Harvard political scientist Samuel H. Beer, one of the foremost American scholars of British politics, died last week at the age of 97. The author of many books, he was perhaps best known among students of Britain for his influential 1965 study of “British Politics in the Collectivist Age,” and his widely-read textbook “Modern British Politics.”
British political scientist Michael Moran described Beer in 2006 as “probably the most distinguished foreign scholar of our system of government in the 20th century.” I met Beer only once, when my painfully long and almost unreadable doctoral thesis — in what I presume was a very thin field — won a prize named after him from the British Politics Group of the American Political Science Association. But just to be associated with his name was an honor: his students included Stanley Hoffman, Harvey Mansfield, Henry Kissinger, Michael Walzer, and Charles Tilly.
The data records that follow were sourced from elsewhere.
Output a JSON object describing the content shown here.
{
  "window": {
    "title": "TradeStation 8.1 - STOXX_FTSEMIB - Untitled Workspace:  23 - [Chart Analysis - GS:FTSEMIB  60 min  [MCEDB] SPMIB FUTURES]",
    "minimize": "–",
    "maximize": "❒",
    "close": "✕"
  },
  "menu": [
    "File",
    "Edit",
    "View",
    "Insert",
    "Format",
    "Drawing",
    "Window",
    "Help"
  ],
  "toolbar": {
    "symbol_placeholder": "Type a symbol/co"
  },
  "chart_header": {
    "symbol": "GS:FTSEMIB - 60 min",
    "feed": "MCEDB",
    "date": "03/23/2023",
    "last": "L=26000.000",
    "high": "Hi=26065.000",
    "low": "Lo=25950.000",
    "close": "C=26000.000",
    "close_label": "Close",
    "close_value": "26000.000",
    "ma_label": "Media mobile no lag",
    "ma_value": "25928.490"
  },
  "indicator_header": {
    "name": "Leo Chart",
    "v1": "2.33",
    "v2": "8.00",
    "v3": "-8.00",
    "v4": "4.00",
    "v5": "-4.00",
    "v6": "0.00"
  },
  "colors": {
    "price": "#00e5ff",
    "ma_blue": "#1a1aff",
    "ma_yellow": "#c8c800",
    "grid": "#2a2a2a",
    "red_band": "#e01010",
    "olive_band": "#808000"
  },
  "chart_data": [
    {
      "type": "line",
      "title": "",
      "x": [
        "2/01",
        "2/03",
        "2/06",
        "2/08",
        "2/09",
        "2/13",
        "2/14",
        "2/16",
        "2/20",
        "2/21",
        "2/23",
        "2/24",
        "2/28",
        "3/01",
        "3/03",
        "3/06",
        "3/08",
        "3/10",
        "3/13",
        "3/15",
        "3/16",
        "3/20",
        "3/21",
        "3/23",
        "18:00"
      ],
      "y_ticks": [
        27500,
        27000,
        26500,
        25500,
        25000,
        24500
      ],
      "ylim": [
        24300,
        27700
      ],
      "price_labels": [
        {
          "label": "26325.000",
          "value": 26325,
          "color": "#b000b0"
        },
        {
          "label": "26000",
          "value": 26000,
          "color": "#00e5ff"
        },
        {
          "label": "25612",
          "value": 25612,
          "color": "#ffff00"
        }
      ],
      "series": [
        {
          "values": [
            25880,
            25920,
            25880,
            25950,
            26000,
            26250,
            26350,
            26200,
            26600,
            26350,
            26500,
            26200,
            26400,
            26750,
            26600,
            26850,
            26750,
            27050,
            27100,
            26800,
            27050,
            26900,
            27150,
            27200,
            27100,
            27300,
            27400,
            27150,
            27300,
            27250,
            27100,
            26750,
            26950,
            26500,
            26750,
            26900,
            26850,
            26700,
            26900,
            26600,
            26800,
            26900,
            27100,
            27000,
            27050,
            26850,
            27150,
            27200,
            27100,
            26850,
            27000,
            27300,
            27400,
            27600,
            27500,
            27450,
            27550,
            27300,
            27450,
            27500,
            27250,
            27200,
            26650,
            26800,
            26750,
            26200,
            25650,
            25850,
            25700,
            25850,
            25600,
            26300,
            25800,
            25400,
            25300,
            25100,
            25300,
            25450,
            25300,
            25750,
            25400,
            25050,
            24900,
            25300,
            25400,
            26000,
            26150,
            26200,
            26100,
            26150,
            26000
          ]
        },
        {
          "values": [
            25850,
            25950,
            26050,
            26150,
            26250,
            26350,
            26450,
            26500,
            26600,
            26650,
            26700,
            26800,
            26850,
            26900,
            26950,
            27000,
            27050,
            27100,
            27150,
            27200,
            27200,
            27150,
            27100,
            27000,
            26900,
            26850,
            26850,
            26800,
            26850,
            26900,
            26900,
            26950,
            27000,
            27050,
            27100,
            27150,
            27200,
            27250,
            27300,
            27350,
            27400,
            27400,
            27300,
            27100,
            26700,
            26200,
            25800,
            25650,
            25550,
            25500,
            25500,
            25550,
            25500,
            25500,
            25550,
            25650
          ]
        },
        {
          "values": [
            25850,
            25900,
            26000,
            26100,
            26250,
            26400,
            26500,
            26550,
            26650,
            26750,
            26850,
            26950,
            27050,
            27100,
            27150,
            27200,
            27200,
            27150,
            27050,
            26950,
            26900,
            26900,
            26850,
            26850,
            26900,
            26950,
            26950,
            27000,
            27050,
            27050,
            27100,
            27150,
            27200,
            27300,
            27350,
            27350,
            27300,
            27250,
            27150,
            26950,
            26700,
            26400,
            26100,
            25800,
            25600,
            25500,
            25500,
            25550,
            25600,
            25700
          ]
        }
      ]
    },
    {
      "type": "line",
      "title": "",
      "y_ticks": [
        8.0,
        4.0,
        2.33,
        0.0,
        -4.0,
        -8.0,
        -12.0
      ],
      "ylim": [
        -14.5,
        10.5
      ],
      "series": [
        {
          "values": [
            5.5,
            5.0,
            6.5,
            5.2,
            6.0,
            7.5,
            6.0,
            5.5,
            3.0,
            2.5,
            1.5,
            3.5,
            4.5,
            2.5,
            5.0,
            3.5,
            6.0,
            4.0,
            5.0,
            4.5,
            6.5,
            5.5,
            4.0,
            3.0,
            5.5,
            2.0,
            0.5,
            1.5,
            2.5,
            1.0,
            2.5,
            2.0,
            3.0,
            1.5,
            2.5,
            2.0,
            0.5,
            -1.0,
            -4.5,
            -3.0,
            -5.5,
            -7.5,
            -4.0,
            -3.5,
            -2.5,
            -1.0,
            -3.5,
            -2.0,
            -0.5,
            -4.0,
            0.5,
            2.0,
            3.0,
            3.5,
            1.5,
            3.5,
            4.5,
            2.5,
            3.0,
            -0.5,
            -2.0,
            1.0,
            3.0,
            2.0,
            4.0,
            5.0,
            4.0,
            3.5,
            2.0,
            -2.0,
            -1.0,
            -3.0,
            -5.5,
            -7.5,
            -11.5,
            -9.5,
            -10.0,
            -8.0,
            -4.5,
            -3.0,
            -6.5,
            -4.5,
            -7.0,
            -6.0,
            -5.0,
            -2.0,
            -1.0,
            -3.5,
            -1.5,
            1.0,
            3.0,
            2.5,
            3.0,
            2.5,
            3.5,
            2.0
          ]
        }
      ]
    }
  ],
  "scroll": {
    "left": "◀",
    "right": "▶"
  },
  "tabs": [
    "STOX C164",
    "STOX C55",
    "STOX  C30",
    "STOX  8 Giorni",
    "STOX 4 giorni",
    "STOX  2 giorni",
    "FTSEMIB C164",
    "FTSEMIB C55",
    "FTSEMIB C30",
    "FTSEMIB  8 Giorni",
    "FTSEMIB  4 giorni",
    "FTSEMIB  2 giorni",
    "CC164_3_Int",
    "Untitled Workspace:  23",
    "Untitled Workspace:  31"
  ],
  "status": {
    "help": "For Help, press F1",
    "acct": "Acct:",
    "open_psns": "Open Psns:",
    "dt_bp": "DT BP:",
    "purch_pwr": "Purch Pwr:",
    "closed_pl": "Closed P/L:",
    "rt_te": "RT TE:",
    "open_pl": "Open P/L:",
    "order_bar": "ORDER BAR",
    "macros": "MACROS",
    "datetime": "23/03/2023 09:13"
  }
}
Contrary to academic mythology, faculty advisers are not responsible — well, not directly, at least — for what their students get up to. But that collection of names says something about Beer. All of them are difficult to place politically: they range from philosophic conservatives (Mansfield) to Rockefeller Republicans (Kissinger, who, remember, started as a Nelson Rockefeller supporter) to philosophic liberals (Walzer).
Beer himself was a Democrat throughout his life, writing speeches for Roosevelt in 1935 and 1936, serving as chairman of Americans for Democratic Action from 1959 to 1962, and testifying as a supporter of President Clinton during the impeachment hearings. But, as the Harvard Crimson points out, he was also an opponent of the student rebellions at Harvard in the 1960s. That made him a representative — like many of his students — of an increasingly rare type in academia: the post-war liberal, definitely Democrat in inclination, but also an opponent of the New Left, which was violent in practice and uninterested in philosophy, history, and the possibility of knowledge by inclination.
And also unlike the New Left, which now dominates the academy, he was a tolerant man, genuinely devoted to teaching. An academy of Beers would be a liberal academy, but it would not be a propagandizing one. It would not make many conservatives out of the liberals, but it would also not go out of its way to convert the conservatives to liberalism. It would not be an academy that conservatives would admire, necessarily, but it would be one they could respect, for it would be true to the belief that universities exist to pass on the best that has been written and thought.
To die at 97, with health and mental vigor unimpaired until the very end, is not a tragedy. But Beer’s death is a loss nonetheless, not simply because of his own strengths as a scholar and teacher, but because there are so few of his kind left. He was a giant, and his greatness stands in sharper relief when viewed against the background of the contemporary academy.